The principles of Quakerism have a direct tendency to make a man the quiet and inoffensive subject of any and every government which is set over him. And if the setting up and putting down of kings and governments is God’s peculiar prerogative, He most certainly will not be robbed thereof by us; wherefore, the principle itself leads you to approve of everything which ever happened or may happen to kings, as being His work.

Oliver Cromwell thanks you. Charles, then, died not by the hands of man; and should the present proud imitator of him come to the same untimely end, the writers and publishers of the Testimony are bound by the doctrine it contains, to applaud the fact. Kings are not taken away by miracles, neither are changes in governments brought about by any other means than such as are common and human; and such as we are now using. Even the dispersing of the Jews, though foretold by our Saviour, was effected by arms. [Notice Paine says “our Saviour” not “Your Saviour”]

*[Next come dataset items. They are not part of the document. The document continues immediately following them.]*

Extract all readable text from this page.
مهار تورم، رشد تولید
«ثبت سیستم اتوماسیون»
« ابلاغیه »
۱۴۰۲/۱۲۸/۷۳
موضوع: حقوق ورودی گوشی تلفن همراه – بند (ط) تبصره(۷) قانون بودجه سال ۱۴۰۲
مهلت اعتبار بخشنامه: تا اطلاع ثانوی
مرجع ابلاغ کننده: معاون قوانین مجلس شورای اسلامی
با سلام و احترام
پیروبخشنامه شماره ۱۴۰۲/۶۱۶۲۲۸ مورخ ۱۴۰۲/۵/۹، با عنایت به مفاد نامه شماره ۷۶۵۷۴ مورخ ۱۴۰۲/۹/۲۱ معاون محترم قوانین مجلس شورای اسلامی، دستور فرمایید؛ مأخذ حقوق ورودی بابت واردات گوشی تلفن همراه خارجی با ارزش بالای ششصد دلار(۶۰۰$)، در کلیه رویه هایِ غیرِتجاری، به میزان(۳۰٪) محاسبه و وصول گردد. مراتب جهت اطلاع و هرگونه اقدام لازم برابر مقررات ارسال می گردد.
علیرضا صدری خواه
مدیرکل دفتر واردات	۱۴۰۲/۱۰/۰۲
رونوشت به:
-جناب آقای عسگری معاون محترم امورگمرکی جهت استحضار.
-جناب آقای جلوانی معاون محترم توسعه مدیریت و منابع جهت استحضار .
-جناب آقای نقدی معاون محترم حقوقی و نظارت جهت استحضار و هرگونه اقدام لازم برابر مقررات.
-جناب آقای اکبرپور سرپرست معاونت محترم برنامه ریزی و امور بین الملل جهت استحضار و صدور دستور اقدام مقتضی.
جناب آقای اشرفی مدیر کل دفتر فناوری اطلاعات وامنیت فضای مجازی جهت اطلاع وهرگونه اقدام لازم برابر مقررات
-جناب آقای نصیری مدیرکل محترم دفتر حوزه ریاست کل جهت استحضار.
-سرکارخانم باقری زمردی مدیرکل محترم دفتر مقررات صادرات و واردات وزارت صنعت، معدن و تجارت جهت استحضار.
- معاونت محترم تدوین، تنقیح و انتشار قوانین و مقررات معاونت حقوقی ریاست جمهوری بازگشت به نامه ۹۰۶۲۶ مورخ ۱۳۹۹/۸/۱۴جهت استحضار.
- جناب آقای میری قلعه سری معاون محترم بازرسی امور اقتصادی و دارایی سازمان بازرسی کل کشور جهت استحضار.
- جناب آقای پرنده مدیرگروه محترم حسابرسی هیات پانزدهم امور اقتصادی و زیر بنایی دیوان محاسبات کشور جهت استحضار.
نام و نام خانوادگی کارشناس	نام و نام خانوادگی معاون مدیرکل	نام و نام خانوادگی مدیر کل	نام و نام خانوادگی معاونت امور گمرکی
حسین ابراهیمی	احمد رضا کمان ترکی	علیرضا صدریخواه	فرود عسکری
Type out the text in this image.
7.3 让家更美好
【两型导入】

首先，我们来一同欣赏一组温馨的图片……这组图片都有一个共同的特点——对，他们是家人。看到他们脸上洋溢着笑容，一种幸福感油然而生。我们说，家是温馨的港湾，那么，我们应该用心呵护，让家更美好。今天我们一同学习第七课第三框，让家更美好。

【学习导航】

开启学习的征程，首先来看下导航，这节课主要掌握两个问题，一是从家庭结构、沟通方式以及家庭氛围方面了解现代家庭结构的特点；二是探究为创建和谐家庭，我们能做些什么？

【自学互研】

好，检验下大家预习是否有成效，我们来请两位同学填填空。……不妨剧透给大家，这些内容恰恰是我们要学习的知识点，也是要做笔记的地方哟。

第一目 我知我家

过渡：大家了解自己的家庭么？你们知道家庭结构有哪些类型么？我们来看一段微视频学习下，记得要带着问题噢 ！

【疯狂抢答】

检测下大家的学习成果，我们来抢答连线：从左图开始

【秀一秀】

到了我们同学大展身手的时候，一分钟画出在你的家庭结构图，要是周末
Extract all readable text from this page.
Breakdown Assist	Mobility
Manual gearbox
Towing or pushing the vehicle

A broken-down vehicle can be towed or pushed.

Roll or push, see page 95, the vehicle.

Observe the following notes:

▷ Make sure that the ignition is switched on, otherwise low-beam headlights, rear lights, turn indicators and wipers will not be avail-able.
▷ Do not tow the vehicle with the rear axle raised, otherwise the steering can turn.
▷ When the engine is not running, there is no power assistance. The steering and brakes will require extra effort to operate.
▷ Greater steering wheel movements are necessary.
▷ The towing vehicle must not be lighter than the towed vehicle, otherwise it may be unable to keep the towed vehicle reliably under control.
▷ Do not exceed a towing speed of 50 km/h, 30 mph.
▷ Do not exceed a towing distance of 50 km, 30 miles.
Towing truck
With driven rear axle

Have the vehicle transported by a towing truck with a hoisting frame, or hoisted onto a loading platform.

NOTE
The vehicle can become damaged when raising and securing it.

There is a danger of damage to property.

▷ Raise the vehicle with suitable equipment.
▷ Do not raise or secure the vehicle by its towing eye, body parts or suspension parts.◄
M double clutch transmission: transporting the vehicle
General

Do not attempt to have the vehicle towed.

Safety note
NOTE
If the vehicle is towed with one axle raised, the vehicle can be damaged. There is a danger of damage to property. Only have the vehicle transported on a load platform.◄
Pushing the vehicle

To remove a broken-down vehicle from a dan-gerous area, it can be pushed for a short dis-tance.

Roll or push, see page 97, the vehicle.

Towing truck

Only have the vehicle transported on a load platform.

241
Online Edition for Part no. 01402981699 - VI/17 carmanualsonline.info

[Paine follows here by saying if you’re not on the side of the “right” then you should say nothing and mind your own business]

Wherefore, as ye refuse to be the means on one side, ye ought not to be meddlers on the other; but to wait the issue in silence; and, unless ye can produce divine authority to prove that the Almighty [God], who hath created and placed this new world at the greatest distance it could possibly stand, East and West, from every part of the old, doth, nevertheless, disapprove of its being independent of the corrupt and abandoned Court of Britain; unless, I say, ye can show this, how can ye, on the ground of your principles, justify the exciting and stirring up the people “firmly to unite in the abhorrence of all such writings, and measures, as evince a desire and design to break off the happy connection we have hitherto enjoyed with the Kingdom of Great Britain, and our just and necessary subordination to the King and those who are lawfully placed in authority under him.”

What a slap in the face is here! The men who, in the very paragraph before, have quietly and passively resigned up the ordering, altering and disposal of kings and governments into the hands of God, are now recalling their principles, and putting in for a share of the business. Is it possible that the conclusion, which is here justly quoted, can anyways follow from the doctrine laid down?

The inconsistency is too glaring not to be seen; the absurdity too great not to be laughed at; and such as could only have been made by those whose understandings were darkened by the narrow and crabbed spirit of a despairing political party; for ye are not to be considered as the whole body of Quakers, but only as a factional and fractional part thereof.

Here ends the examination of your Testimony (which I call upon no man to abhor, as ye have done, but only to read and judge of fairly); to which I subjoin the following remark: “That the setting up and putting down of kings” must certainly mean the making him a king, who is yet not so, and the making him no king who is already one. And pray what hath this to do in the present case? We neither mean to set up nor to put down, neither to make nor to unmake, but to have nothing to do with them. Wherefore, your Testimony, in whatever light it is viewed, serves only to dishonor your judgment, and for many other reasons had better have been left alone than published.

First. Because it tends to the decrease and reproach of all religion whatever, and is of the utmost danger to society, to make it a party in political disputes.

Secondly. Because it exhibits a body of men, numbers of whom disavow the publishing of political testimonies, as being concerned therein and approvers thereof.

Thirdly. Because it hath a tendency to undo that continental harmony and friendship which yourselves, by your late liberal and charitable donations, have lent a hand to establish; and the preservation of which is of the utmost consequence to us all.

And here, without anger or resentment, I bid you farewell. Sincerely wishing, that as men and Christians, ye may always fully and uninterruptedly enjoy every civil and religious right; and be in your turn the means of securing it to others.